Purification of cachectin, a lipoprotein lipase-suppressing hormone secreted by endotoxin-induced RAW 264.7 cells.

TLDR: The purification of cachectin to apparent homogeneity and characterization of its receptor should facilitate further investigations into the role of Cachectin and other macrophage mediators in the metabolic derangements that occur during infection and cachexia.

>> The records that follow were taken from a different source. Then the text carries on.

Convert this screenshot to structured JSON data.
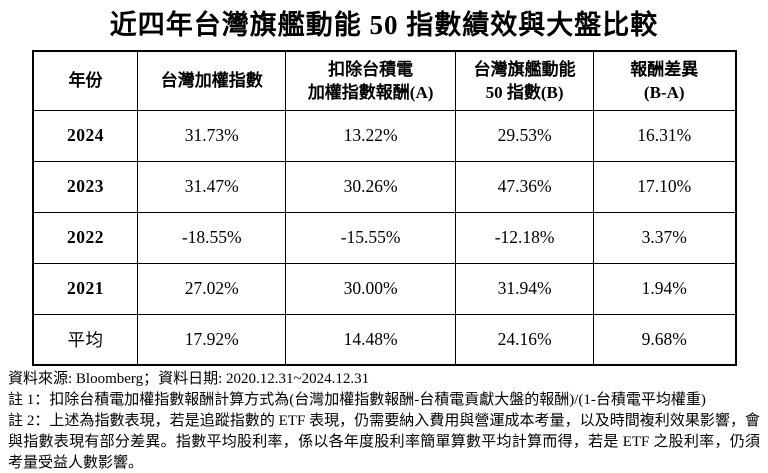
{
  "title": "近四年台灣旗艦動能 50 指數績效與大盤比較",
  "table": {
    "header": [
      [
        "年份"
      ],
      [
        "台灣加權指數"
      ],
      [
        "扣除台積電",
        "加權指數報酬(A)"
      ],
      [
        "台灣旗艦動能",
        "50 指數(B)"
      ],
      [
        "報酬差異",
        "(B-A)"
      ]
    ],
    "rows": [
      [
        "2024",
        "31.73%",
        "13.22%",
        "29.53%",
        "16.31%"
      ],
      [
        "2023",
        "31.47%",
        "30.26%",
        "47.36%",
        "17.10%"
      ],
      [
        "2022",
        "-18.55%",
        "-15.55%",
        "-12.18%",
        "3.37%"
      ],
      [
        "2021",
        "27.02%",
        "30.00%",
        "31.94%",
        "1.94%"
      ],
      [
        "平均",
        "17.92%",
        "14.48%",
        "24.16%",
        "9.68%"
      ]
    ]
  },
  "notes": {
    "source": "資料來源: Bloomberg；資料日期: 2020.12.31~2024.12.31",
    "note1": "註 1：扣除台積電加權指數報酬計算方式為(台灣加權指數報酬-台積電貢獻大盤的報酬)/(1-台積電平均權重)",
    "note2": "註 2：上述為指數表現，若是追蹤指數的 ETF 表現，仍需要納入費用與營運成本考量，以及時間複利效果影響，會與指數表現有部分差異。指數平均股利率，係以各年度股利率簡單算數平均計算而得，若是 ETF 之股利率，仍須考量受益人數影響。"
  }
}
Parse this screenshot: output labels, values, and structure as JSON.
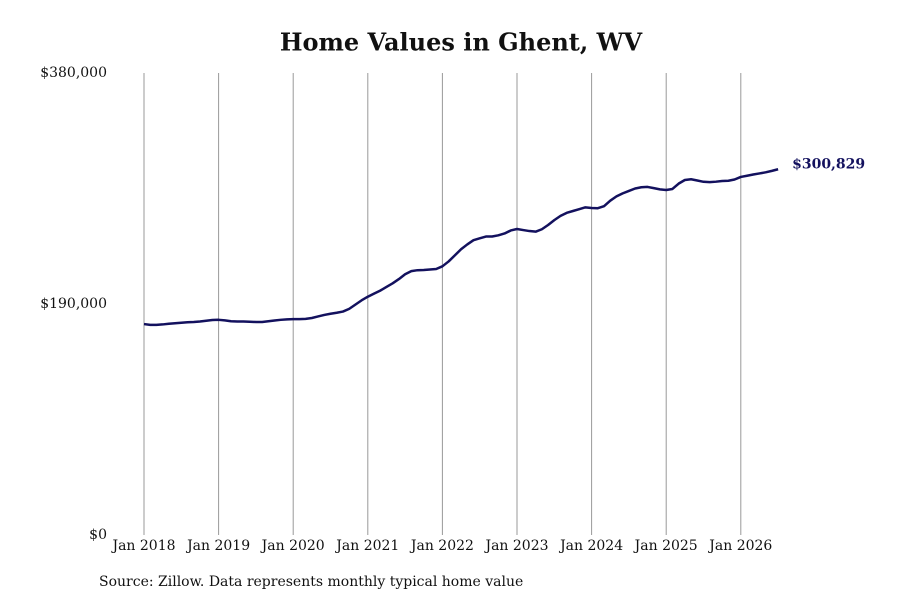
{
  "chart_data": {
    "type": "line",
    "title": "Home Values in Ghent, WV",
    "source": "Source: Zillow. Data represents monthly typical home value",
    "categories": [
      "Jan 2018",
      null,
      null,
      null,
      null,
      null,
      null,
      null,
      null,
      null,
      null,
      null,
      "Jan 2019",
      null,
      null,
      null,
      null,
      null,
      null,
      null,
      null,
      null,
      null,
      null,
      "Jan 2020",
      null,
      null,
      null,
      null,
      null,
      null,
      null,
      null,
      null,
      null,
      null,
      "Jan 2021",
      null,
      null,
      null,
      null,
      null,
      null,
      null,
      null,
      null,
      null,
      null,
      "Jan 2022",
      null,
      null,
      null,
      null,
      null,
      null,
      null,
      null,
      null,
      null,
      null,
      "Jan 2023",
      null,
      null,
      null,
      null,
      null,
      null,
      null,
      null,
      null,
      null,
      null,
      "Jan 2024",
      null,
      null,
      null,
      null,
      null,
      null,
      null,
      null,
      null,
      null,
      null,
      "Jan 2025",
      null,
      null,
      null,
      null,
      null,
      null,
      null,
      null,
      null,
      null,
      null,
      "Jan 2026",
      null,
      null,
      null,
      null,
      null,
      null
    ],
    "series": [
      {
        "color": "#13115e",
        "values": [
          173500,
          172800,
          172800,
          173200,
          173800,
          174200,
          174600,
          175000,
          175200,
          175600,
          176200,
          176800,
          177000,
          176500,
          175800,
          175600,
          175600,
          175400,
          175200,
          175200,
          175800,
          176400,
          177000,
          177400,
          177600,
          177600,
          177800,
          178500,
          179800,
          181000,
          182000,
          182800,
          183800,
          186000,
          189500,
          193000,
          196000,
          198500,
          201000,
          204000,
          207000,
          210500,
          214500,
          217000,
          217800,
          218000,
          218400,
          218800,
          221000,
          225000,
          230000,
          235000,
          239000,
          242500,
          244000,
          245500,
          245500,
          246500,
          248000,
          250500,
          251700,
          250800,
          250000,
          249500,
          251500,
          255000,
          259000,
          262500,
          265000,
          266500,
          268000,
          269500,
          269000,
          268800,
          270500,
          275000,
          278500,
          281000,
          283000,
          285000,
          286000,
          286300,
          285300,
          284300,
          283800,
          284600,
          289000,
          292000,
          292600,
          291600,
          290500,
          290200,
          290600,
          291200,
          291400,
          292400,
          294500,
          295500,
          296500,
          297400,
          298300,
          299500,
          300829
        ],
        "value_labels": [
          null,
          null,
          null,
          null,
          null,
          null,
          null,
          null,
          null,
          null,
          null,
          null,
          null,
          null,
          null,
          null,
          null,
          null,
          null,
          null,
          null,
          null,
          null,
          null,
          null,
          null,
          null,
          null,
          null,
          null,
          null,
          null,
          null,
          null,
          null,
          null,
          null,
          null,
          null,
          null,
          null,
          null,
          null,
          null,
          null,
          null,
          null,
          null,
          null,
          null,
          null,
          null,
          null,
          null,
          null,
          null,
          null,
          null,
          null,
          null,
          null,
          null,
          null,
          null,
          null,
          null,
          null,
          null,
          null,
          null,
          null,
          null,
          null,
          null,
          null,
          null,
          null,
          null,
          null,
          null,
          null,
          null,
          null,
          null,
          null,
          null,
          null,
          null,
          null,
          null,
          null,
          null,
          null,
          null,
          null,
          null,
          null,
          null,
          null,
          null,
          null,
          null,
          "$300,829"
        ]
      }
    ],
    "ylim": [
      0,
      380000
    ],
    "yticks": [
      {
        "value": 0,
        "label": "$0"
      },
      {
        "value": 190000,
        "label": "$190,000"
      },
      {
        "value": 380000,
        "label": "$380,000"
      }
    ],
    "grid": "x"
  }
}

Abstract: Previous studies have indicated that endotoxin and other bacterial and protozoal products can stimulate macrophages to produce a factor that can suppress the activity of the enzyme lipoprotein lipase (LPL), in vivo and in vitro. In the present report we describe the purification of this factor, cachectin, to apparent homogeneity from the conditioned medium of endotoxin-stimulated RAW 264.7 cells. The isolated protein has an isoelectric point of 4.7 and a subunit molecular weight of 17,000. Although cachectin's isoelectric point and molecular weight are similar to those described for interleukin 1, pure cachectin has no leukocyte-activating factor (LAF) activity. Cachectin at a concentration of 10(-11) M has the ability to suppress the LPL activity of the 3T3-L1 adipocyte cell line by 80%. Binding studies using radio-labeled cachectin and 3T3-L1 adipocytes and C2 myotubules revealed approximately 10(4) high-affinity receptors per cell on both cell types (Ka, 3 X 10(9]. Cachectin receptors were also present on liver membranes but were absent on erythrocytes and lymphocytes. The isolation of cachectin and characterization of its receptor should facilitate further investigations into the role of cachectin and other macrophage mediators in the metabolic derangements that occur during infection and cachexia.